World Stamps

Born Feb. 2: James Joyce

Feb 1, 2017, 10 PM
A 30-penny stamp honoring author James Joyce was issued in 2000 by his native Ireland.

By Michael Baadke

Celebrated Irish author James Joyce was born Feb. 2, 1882, in Rathgar, a Dublin suburb. He studied languages at University College Dublin, graduating in 1902. He began work on the early stories that would become the collection Dubliners, as well as a novel titled Stephen Hero that was later reworked and finally published in book form in 1916 as A Portrait of the Artist as a Young Man.

In 1904, he met Nora Barnacle, and the two would leave Ireland together later that year to live on the European continent. They remained together, marrying in 1931, 10 years before Joyce’s death at age 59 in 1941.

During his lifetime, Joyce published two collections of poetry, and a play, Exiles, that explored the themes of doubt and jealousy.

It was his 1922 novel Ulysses that established Joyce as a major modernist writer. The tale of young Stephen Dedalus and the older Leopold Bloom as they each wander through Dublin on June 16, 1904, is linked in ways to Homer’s Odyssey, but retold as an often enigmatic stream-of-consciousness narrative. June 16 is annually celebrated today as Bloomsday by Joyce enthusiasts worldwide.

The book overcame initial accusations of obscenity to be ranked in recent years as No. 1 on many lists of the greatest novels of the 20th century.

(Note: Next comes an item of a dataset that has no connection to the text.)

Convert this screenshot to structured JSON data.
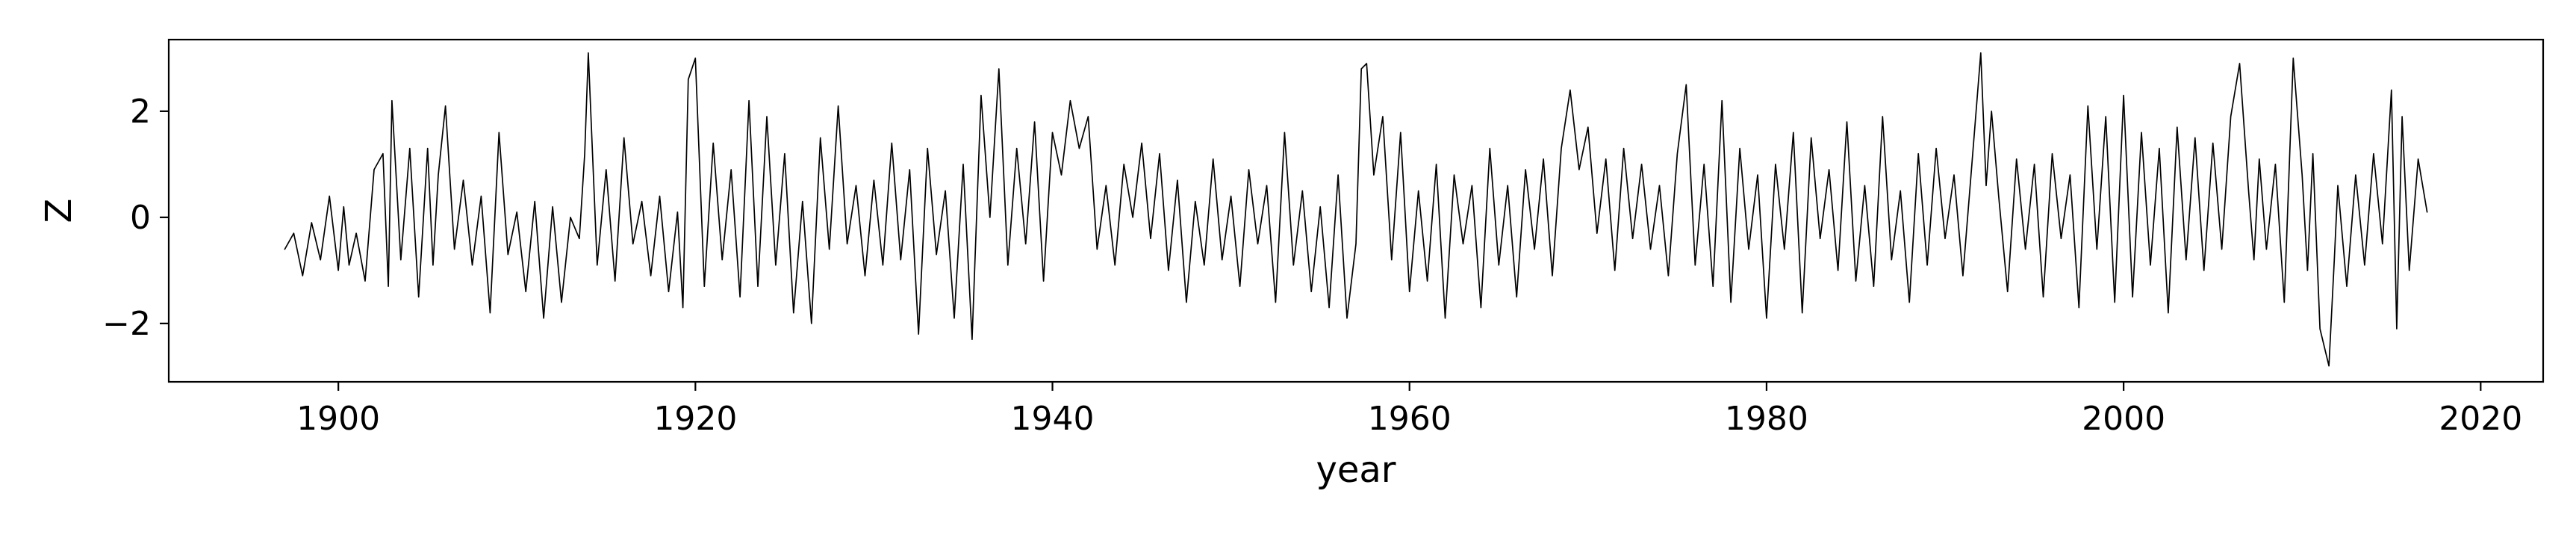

With his final novel, Finnegans Wake, published in 1939, Joyce would extend the narrative experimentation of the episodic Ulysses into an extraordinary family saga rendered as a cryptic dreamscape densely populated with free-form language puzzles. Many readers find the effort of reading Finnegans Wake rewarding, while others have abandoned the lengthy work as incomprehensible.

James Joyce has been honored on multiple stamps from his native Ireland, including a single 30-penny stamp issued on Bloomsday, June 16, 2000, as part of the Millennium series (Scott 1220c).